This paper presents an extensible system for interactively rendering multiple types of ray-casted objects in a manner compatible with pre-existing rendering engines. The sample implementation includes support for general quadrics and volumetric isosurfaces. It also includes a high-speed sphere renderer, and of course a standard triangle-rendering pipeline. The system is designed so that most of the algorithms designed to run on the existing raster engine can be added with minimal overhead/coding effort. We have demonstrated shadowing using the shadow-map algorithm. (“Beyond Triangles: A Simple Framework For Hardware-Accelerated Non-Triangular Primitives”, To be Submitted for publication.)
These works from the Database Systems Lab at UC Santa Barbara describe how a graphics processor can be effectively used to accelerate the performance of spatial database (GIS databases) operations. Spatial database operations, especially which involve polygon datasets, have been known to be computationally expensive. Sun et al. describe a novel hardware / software co-processing technique which uses basic features of a GPU to reduce the spatial query processing cost. Experimental evaluation shows that their hardware-based approach can significantly outperform leading software-based techniques. (Hardware Acceleration for Spatial Selections and Joins Chengyu Sun, Divyakant Agrawal, Amr El Abbadi. Proceedings of SIGMOD 2003.) However, this evaluation is done in a stand-alone setting where there are no indices, preprocessing or other optimizations available in a database. Bandi et al. extend Sun et al.’s work and integrate the hardware-based technique into a popular commercial database. Rigorous experimentation over real-life data sets shows that the hardware-based approach is very effective and can be complimentary to the optimizations available in a commercial database setting. (Hardware Acceleration in Commercial Databases: A Case Study of Spatial Operations Nagender Bandi, Chengyu Sun, Divyakant Agrawal, Amr El Abbadi to appear in VLDB 2004.)

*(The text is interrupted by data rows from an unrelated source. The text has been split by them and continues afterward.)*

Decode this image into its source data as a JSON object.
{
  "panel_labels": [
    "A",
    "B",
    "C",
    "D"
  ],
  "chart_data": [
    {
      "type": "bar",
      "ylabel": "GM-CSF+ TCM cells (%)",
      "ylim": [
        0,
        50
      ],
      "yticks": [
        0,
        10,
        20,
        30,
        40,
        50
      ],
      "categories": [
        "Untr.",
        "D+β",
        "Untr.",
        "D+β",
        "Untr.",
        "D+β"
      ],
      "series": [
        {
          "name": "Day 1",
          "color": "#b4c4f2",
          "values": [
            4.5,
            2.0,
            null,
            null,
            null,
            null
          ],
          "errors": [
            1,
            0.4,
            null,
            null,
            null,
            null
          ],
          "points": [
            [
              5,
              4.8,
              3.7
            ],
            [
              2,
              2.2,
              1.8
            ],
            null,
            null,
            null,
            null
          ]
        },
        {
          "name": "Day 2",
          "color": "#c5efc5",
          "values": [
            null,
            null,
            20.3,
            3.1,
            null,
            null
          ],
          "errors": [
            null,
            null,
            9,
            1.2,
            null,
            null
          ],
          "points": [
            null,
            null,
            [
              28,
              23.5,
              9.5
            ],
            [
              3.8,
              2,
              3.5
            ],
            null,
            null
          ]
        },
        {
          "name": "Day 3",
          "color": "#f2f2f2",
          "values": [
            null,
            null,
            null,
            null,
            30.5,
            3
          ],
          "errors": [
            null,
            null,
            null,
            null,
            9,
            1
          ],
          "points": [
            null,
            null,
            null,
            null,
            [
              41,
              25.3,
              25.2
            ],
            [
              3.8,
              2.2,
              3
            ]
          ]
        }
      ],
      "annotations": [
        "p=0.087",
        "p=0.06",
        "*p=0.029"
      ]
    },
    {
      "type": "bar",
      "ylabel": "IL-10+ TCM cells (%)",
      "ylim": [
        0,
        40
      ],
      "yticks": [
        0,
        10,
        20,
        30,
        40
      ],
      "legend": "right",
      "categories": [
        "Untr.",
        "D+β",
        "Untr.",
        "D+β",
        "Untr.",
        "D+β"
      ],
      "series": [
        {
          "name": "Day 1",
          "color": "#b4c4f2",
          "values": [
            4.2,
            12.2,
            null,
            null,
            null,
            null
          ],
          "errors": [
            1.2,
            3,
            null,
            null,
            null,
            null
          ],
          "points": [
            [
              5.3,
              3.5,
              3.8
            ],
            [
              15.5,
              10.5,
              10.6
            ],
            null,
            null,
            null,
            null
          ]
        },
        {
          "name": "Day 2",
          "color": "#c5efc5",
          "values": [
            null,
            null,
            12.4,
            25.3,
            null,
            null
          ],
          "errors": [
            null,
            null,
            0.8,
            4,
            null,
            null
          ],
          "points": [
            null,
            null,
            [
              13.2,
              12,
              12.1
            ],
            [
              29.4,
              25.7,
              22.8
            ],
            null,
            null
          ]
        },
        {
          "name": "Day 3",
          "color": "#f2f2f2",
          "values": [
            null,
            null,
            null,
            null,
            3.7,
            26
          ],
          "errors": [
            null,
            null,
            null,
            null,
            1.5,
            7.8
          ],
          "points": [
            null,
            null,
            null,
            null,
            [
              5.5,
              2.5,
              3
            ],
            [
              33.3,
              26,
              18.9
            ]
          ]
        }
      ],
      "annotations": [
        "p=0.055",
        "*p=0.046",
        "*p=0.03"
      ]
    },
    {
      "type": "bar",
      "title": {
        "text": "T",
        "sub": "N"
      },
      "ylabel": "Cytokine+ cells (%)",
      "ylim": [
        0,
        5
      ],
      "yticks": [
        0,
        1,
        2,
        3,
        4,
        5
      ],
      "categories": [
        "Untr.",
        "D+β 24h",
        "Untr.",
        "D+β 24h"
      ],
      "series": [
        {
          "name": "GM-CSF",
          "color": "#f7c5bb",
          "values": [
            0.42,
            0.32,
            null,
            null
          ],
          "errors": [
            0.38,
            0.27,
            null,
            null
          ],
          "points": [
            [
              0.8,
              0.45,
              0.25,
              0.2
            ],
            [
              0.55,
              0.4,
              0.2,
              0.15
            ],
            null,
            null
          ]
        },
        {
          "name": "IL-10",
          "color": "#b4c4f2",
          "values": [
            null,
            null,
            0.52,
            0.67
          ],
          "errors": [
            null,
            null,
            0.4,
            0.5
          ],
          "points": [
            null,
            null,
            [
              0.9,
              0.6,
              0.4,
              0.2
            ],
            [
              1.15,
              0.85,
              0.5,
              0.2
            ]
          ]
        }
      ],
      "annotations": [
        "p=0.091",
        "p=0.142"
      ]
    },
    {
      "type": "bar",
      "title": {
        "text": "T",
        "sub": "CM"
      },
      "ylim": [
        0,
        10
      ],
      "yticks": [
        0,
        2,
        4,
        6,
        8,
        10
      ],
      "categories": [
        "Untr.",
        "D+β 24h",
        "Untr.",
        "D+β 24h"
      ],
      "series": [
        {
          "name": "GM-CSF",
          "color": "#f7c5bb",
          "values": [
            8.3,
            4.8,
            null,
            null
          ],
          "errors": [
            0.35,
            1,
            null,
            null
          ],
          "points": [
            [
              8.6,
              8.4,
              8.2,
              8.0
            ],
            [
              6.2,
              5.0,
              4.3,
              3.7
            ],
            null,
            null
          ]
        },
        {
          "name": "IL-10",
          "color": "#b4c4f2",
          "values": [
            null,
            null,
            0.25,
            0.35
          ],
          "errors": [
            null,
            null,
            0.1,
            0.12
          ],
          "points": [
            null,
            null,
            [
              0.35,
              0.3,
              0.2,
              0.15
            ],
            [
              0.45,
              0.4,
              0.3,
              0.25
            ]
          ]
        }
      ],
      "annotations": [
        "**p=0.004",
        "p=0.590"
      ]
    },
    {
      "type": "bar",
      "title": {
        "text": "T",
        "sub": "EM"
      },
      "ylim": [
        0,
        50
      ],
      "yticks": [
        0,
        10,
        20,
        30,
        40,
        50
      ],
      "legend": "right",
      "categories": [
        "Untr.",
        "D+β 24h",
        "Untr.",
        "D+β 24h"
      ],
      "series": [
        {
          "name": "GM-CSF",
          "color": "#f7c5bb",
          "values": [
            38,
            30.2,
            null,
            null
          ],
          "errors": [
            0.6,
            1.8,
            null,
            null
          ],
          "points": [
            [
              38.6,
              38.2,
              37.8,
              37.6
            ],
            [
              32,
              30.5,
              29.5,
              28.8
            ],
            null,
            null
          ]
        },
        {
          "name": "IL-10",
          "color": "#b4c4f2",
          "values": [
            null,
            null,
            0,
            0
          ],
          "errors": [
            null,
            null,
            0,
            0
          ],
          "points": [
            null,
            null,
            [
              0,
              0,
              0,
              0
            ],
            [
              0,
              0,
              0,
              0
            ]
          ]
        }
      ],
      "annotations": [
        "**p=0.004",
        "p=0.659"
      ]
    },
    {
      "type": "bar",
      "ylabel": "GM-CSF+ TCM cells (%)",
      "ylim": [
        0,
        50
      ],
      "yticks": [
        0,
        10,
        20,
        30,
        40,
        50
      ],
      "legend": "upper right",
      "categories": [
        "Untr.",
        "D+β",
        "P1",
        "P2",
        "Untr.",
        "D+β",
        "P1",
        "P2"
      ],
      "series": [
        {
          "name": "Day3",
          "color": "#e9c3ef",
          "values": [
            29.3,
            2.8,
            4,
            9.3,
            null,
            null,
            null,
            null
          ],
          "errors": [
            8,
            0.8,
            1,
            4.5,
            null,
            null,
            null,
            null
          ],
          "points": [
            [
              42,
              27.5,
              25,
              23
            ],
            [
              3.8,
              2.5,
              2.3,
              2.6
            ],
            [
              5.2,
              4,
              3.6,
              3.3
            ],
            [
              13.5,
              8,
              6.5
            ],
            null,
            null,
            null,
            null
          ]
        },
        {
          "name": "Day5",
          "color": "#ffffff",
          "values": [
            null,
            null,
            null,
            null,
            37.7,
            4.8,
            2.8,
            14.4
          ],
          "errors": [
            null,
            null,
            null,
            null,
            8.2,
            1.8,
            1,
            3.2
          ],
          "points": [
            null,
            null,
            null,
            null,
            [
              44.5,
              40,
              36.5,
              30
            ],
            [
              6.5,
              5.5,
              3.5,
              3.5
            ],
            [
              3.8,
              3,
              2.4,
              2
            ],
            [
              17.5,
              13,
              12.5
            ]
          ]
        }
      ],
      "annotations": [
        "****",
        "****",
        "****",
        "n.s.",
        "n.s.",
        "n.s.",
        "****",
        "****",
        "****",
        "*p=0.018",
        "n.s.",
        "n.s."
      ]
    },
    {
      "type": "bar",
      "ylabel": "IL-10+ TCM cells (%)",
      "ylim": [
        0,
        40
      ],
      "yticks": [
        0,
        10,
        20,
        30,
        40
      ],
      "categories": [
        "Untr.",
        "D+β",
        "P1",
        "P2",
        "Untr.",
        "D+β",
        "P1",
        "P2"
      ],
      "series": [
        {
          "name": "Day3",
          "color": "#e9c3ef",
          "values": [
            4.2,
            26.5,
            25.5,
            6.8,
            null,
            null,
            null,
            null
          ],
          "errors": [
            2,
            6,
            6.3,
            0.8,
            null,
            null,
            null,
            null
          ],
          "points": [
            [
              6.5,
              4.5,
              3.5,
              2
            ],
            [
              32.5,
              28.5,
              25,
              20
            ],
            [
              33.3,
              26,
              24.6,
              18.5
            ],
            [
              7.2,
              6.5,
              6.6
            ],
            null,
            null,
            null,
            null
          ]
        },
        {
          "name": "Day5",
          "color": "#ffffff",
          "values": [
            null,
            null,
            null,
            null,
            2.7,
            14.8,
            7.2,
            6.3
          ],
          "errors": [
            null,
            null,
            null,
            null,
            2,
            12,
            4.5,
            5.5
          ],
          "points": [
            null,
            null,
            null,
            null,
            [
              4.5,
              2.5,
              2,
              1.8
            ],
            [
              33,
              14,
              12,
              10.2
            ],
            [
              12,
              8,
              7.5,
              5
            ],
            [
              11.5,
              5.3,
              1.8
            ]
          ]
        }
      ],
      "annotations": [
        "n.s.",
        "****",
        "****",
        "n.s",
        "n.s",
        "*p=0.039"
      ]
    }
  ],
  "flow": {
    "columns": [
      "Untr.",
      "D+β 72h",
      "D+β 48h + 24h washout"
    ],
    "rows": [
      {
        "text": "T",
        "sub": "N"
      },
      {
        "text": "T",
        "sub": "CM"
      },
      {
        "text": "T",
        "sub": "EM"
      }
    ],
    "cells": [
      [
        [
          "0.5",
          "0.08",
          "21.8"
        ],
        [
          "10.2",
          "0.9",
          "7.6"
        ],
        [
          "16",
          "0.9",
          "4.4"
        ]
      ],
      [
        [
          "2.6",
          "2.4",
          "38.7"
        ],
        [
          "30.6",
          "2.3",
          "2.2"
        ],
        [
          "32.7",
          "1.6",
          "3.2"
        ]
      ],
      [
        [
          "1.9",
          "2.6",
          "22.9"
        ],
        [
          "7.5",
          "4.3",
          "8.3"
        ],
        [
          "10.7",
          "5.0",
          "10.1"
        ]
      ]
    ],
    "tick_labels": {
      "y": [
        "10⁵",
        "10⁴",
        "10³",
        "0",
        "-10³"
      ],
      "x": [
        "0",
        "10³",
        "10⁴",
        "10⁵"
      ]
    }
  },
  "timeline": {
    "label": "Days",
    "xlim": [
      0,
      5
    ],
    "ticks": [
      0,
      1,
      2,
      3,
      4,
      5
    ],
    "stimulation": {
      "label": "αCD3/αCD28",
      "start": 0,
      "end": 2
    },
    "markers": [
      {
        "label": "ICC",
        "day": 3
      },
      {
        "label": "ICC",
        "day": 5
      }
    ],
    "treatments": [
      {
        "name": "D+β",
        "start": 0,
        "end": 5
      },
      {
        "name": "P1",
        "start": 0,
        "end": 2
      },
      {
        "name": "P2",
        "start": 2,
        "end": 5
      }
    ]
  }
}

Modern GPUs perform floating point math and read data from off-chip memory at rates roughly five times that of a fast Pentium 4 CPU. However, the performance of algorithms for computing dense matrix-matrix products on GPUs has lagged behind that of good CPU implementations. In this paper, we show why this result is not an artifact of poorly designed algorithms, and explain how present-day graphics architectures are highly inefficient for computations such as matrix-matrix multiplication that involve significant data reuse. (Understanding the Efficiency of GPU Algorithms for Matrix-Matrix Multiplication. Kayvon Fatahalian, Jeremy Sugerman, and Pat Hanrahan.)
This paper by Larsen et al. at Technical University of Denmark introduces a fast GPU accelerated technique for simulating photon mapping. Each of the steps in the photon mapping algorithm are executed either on the CPU or the GPU depending on which of the processors are most appropriate for the task. The indirect illumination is calculated using a new GPU accelerated final gathering method. Caustic photons are traced on the CPU and then drawn using points in the framebuffer, and finally filtered using the GPU. Both diffuse and non-diffuse surfaces are handled by calculating the direct illumination on the GPU and the photon tracing on the CPU. (Simulating Photon Mapping for Real-time Applications. Bent D. Larsen, Niels J. Christensen, To appear at Eurographics Symposium on Rendering, 2004.)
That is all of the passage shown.